Sword of the Spirit, Shield of Faith by Andrew Preston

“Reading this book is a thrilling intellectual adventure” —Karen Armstrong, author A History of God

A richly detailed, profoundly engrossing story of how religion has influenced American foreign relations, told through the stories of the men and women—from presidents to preachers—who have plotted the country’s course in the world.

Ever since John Winthrop argued that the Puritans’ new home would be “a city upon a hill,” Americans’ role in the world has been shaped by their belief that God has something special in mind for them. But this is a story that historians have mostly ignored. Now, in the first authoritative work on the subject, Andrew Preston explores the major strains of religious fervor—liberal and conservative, pacifist and militant, internationalist and isolationist—that framed American thinking on international issues from the earliest colonial wars to the twenty-first century. He arrives at some startling conclusions, among them: Abraham Lincoln’s use of religion in the Civil War became the model for subsequent wars of humanitarian intervention; nineteenth-century Protestant missionaries made up the first NGO to advance a global human rights agenda; religious liberty was the centerpiece of Franklin Roosevelt’s strategy to bring the United States into World War II.

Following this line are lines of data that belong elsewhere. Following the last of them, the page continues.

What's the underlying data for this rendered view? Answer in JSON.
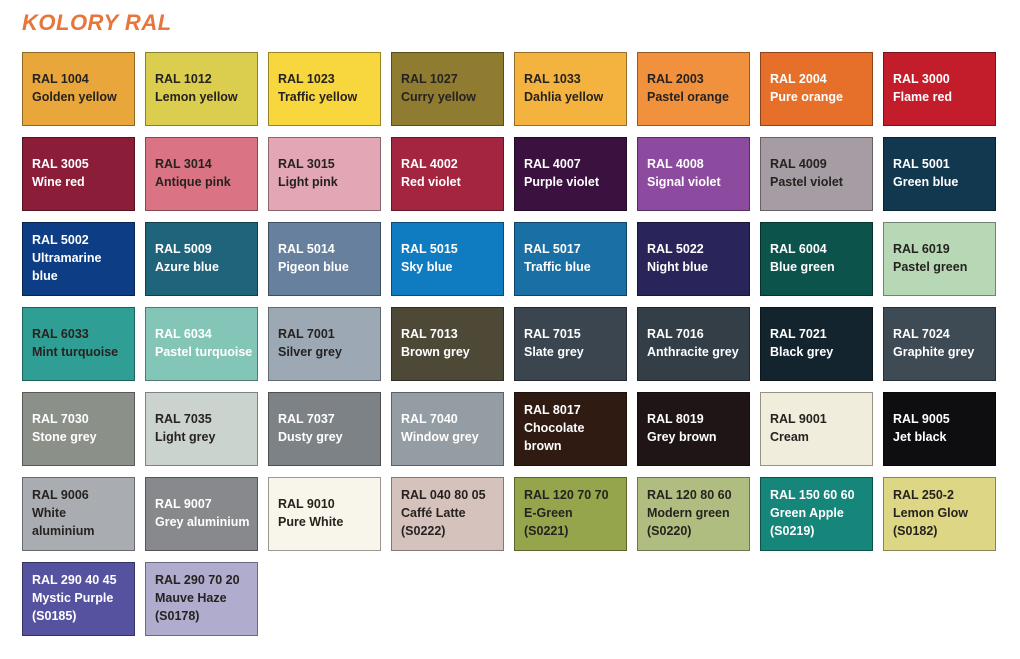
{
  "title": "KOLORY RAL",
  "colors": {
    "background": "#FFFFFF",
    "title": "#E8753C",
    "dark_text": "#262220",
    "light_text": "#FFFFFF",
    "swatch_border": "rgba(0,0,0,0.38)"
  },
  "swatches": [
    {
      "code": "RAL 1004",
      "name": "Golden yellow",
      "sub": "",
      "hex": "#E9A63B",
      "text": "dark"
    },
    {
      "code": "RAL 1012",
      "name": "Lemon yellow",
      "sub": "",
      "hex": "#DBCD4D",
      "text": "dark"
    },
    {
      "code": "RAL 1023",
      "name": "Traffic yellow",
      "sub": "",
      "hex": "#F8D63E",
      "text": "dark"
    },
    {
      "code": "RAL 1027",
      "name": "Curry yellow",
      "sub": "",
      "hex": "#8F7C31",
      "text": "dark"
    },
    {
      "code": "RAL 1033",
      "name": "Dahlia yellow",
      "sub": "",
      "hex": "#F4B23F",
      "text": "dark"
    },
    {
      "code": "RAL 2003",
      "name": "Pastel orange",
      "sub": "",
      "hex": "#F2913D",
      "text": "dark"
    },
    {
      "code": "RAL 2004",
      "name": "Pure orange",
      "sub": "",
      "hex": "#E66F2A",
      "text": "light"
    },
    {
      "code": "RAL 3000",
      "name": "Flame red",
      "sub": "",
      "hex": "#C31C2B",
      "text": "light"
    },
    {
      "code": "RAL 3005",
      "name": "Wine red",
      "sub": "",
      "hex": "#8C1D39",
      "text": "light"
    },
    {
      "code": "RAL 3014",
      "name": "Antique pink",
      "sub": "",
      "hex": "#DA7383",
      "text": "dark"
    },
    {
      "code": "RAL 3015",
      "name": "Light pink",
      "sub": "",
      "hex": "#E2A6B4",
      "text": "dark"
    },
    {
      "code": "RAL 4002",
      "name": "Red violet",
      "sub": "",
      "hex": "#A32540",
      "text": "light"
    },
    {
      "code": "RAL 4007",
      "name": "Purple violet",
      "sub": "",
      "hex": "#3B123F",
      "text": "light"
    },
    {
      "code": "RAL 4008",
      "name": "Signal violet",
      "sub": "",
      "hex": "#8C4B9E",
      "text": "light"
    },
    {
      "code": "RAL 4009",
      "name": "Pastel violet",
      "sub": "",
      "hex": "#A59CA4",
      "text": "dark"
    },
    {
      "code": "RAL 5001",
      "name": "Green blue",
      "sub": "",
      "hex": "#123850",
      "text": "light"
    },
    {
      "code": "RAL 5002",
      "name": "Ultramarine\nblue",
      "sub": "",
      "hex": "#0D3D85",
      "text": "light"
    },
    {
      "code": "RAL 5009",
      "name": "Azure blue",
      "sub": "",
      "hex": "#1F647B",
      "text": "light"
    },
    {
      "code": "RAL 5014",
      "name": "Pigeon blue",
      "sub": "",
      "hex": "#66809E",
      "text": "light"
    },
    {
      "code": "RAL 5015",
      "name": "Sky blue",
      "sub": "",
      "hex": "#0F7BC0",
      "text": "light"
    },
    {
      "code": "RAL 5017",
      "name": "Traffic blue",
      "sub": "",
      "hex": "#1A6FA5",
      "text": "light"
    },
    {
      "code": "RAL 5022",
      "name": "Night blue",
      "sub": "",
      "hex": "#292459",
      "text": "light"
    },
    {
      "code": "RAL 6004",
      "name": "Blue green",
      "sub": "",
      "hex": "#0B534B",
      "text": "light"
    },
    {
      "code": "RAL 6019",
      "name": "Pastel green",
      "sub": "",
      "hex": "#B7D8B5",
      "text": "dark"
    },
    {
      "code": "RAL 6033",
      "name": "Mint turquoise",
      "sub": "",
      "hex": "#2F9F95",
      "text": "dark"
    },
    {
      "code": "RAL 6034",
      "name": "Pastel turquoise",
      "sub": "",
      "hex": "#83C6B8",
      "text": "light"
    },
    {
      "code": "RAL 7001",
      "name": "Silver grey",
      "sub": "",
      "hex": "#9CA9B5",
      "text": "dark"
    },
    {
      "code": "RAL 7013",
      "name": "Brown grey",
      "sub": "",
      "hex": "#4E4937",
      "text": "light"
    },
    {
      "code": "RAL 7015",
      "name": "Slate grey",
      "sub": "",
      "hex": "#3A454F",
      "text": "light"
    },
    {
      "code": "RAL 7016",
      "name": "Anthracite grey",
      "sub": "",
      "hex": "#333E47",
      "text": "light"
    },
    {
      "code": "RAL 7021",
      "name": "Black grey",
      "sub": "",
      "hex": "#14242E",
      "text": "light"
    },
    {
      "code": "RAL 7024",
      "name": "Graphite grey",
      "sub": "",
      "hex": "#3E4A54",
      "text": "light"
    },
    {
      "code": "RAL 7030",
      "name": "Stone grey",
      "sub": "",
      "hex": "#8B9089",
      "text": "light"
    },
    {
      "code": "RAL 7035",
      "name": "Light grey",
      "sub": "",
      "hex": "#CBD3CF",
      "text": "dark"
    },
    {
      "code": "RAL 7037",
      "name": "Dusty grey",
      "sub": "",
      "hex": "#7D8287",
      "text": "light"
    },
    {
      "code": "RAL 7040",
      "name": "Window grey",
      "sub": "",
      "hex": "#939DA3",
      "text": "light"
    },
    {
      "code": "RAL 8017",
      "name": "Chocolate\nbrown",
      "sub": "",
      "hex": "#2F1B12",
      "text": "light"
    },
    {
      "code": "RAL 8019",
      "name": "Grey brown",
      "sub": "",
      "hex": "#1F1516",
      "text": "light"
    },
    {
      "code": "RAL 9001",
      "name": "Cream",
      "sub": "",
      "hex": "#F0EDDC",
      "text": "dark"
    },
    {
      "code": "RAL 9005",
      "name": "Jet black",
      "sub": "",
      "hex": "#0E0E10",
      "text": "light"
    },
    {
      "code": "RAL 9006",
      "name": "White\naluminium",
      "sub": "",
      "hex": "#A9ADB1",
      "text": "dark"
    },
    {
      "code": "RAL 9007",
      "name": "Grey aluminium",
      "sub": "",
      "hex": "#87898C",
      "text": "light"
    },
    {
      "code": "RAL 9010",
      "name": "Pure White",
      "sub": "",
      "hex": "#F8F6EA",
      "text": "dark"
    },
    {
      "code": "RAL 040 80 05",
      "name": "Caffé Latte",
      "sub": "(S0222)",
      "hex": "#D5C2BD",
      "text": "dark"
    },
    {
      "code": "RAL 120 70 70",
      "name": "E-Green",
      "sub": "(S0221)",
      "hex": "#94A54C",
      "text": "dark"
    },
    {
      "code": "RAL 120 80 60",
      "name": "Modern green",
      "sub": "(S0220)",
      "hex": "#AFBE80",
      "text": "dark"
    },
    {
      "code": "RAL 150 60 60",
      "name": "Green Apple",
      "sub": "(S0219)",
      "hex": "#16857A",
      "text": "light"
    },
    {
      "code": "RAL 250-2",
      "name": "Lemon Glow",
      "sub": "(S0182)",
      "hex": "#DDD684",
      "text": "dark"
    },
    {
      "code": "RAL 290 40 45",
      "name": "Mystic Purple",
      "sub": "(S0185)",
      "hex": "#5553A0",
      "text": "light"
    },
    {
      "code": "RAL 290 70 20",
      "name": "Mauve Haze",
      "sub": "(S0178)",
      "hex": "#AFACCE",
      "text": "dark"
    }
  ]
}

From George Washington to George W. Bush, from the Puritans to the present, from the colonial wars to the Cold War, religion has been one of America’s most powerful sources of ideas about the wider world. When, just days after 9/11, George W. Bush described America as “a prayerful nation, a nation that prays to an almighty God for protection and for peace,” or when Barack Obama spoke of balancing the “just war and the imperatives of a just peace” in his Nobel Peace Prize acceptance speech, they were echoing four hundred years of religious rhetoric. Preston traces this echo back to its source.

Sword of the Spirit, Shield of Faith is an unprecedented achievement: no one has yet attempted such a bold synthesis of American history. It is also a remarkable work of balance and fair-mindedness about one of the most fraught subjects in America.

Andrew Preston teaches American history and international relations history at Cambridge University, where he is a fellow of Clare College. Before Cambridge, he taught history and international studies at Yale University. He has also taught at universities in Canada and Switzerland, and has been a fellow at the Cold War Studies Program at the London School of Economics. He is the author of The War Council: McGeorge Bundy, the NSC, and Vietnam.

From our Q&A with the author

Q: Why did you set out to write this book?
A: My students first prompted my curiosity about the role of religion in US foreign policy. In the wake of 9/11, when George W. Bush and Osama bin Laden were using religion to explain their actions, it was impossible to ignore the role of religion in international relations. But I was startled to discover that very few historians had examined this relationship, and none had explored it over a large sweep of time. In writing this book, I hope to bring the history of US foreign policy into dialogue with the history of American religion, and to show how the two not only overlapped but intimately influenced one another.

Q: Who were the most religious presidents, and how did this shape their foreign policy decisions?
A: Some are well-known, such as William McKinley, Woodrow Wilson, Jimmy Carter, and George W. Bush. But what surprised me was how religious other presidents were, such as Abraham Lincoln during the Civil War, Franklin Roosevelt during the Depression and World War II, and Harry Truman and Dwight Eisenhower during the Cold War. In fact, to varying degrees most presidents have been religious, and most have used religion to explain and define their foreign policy.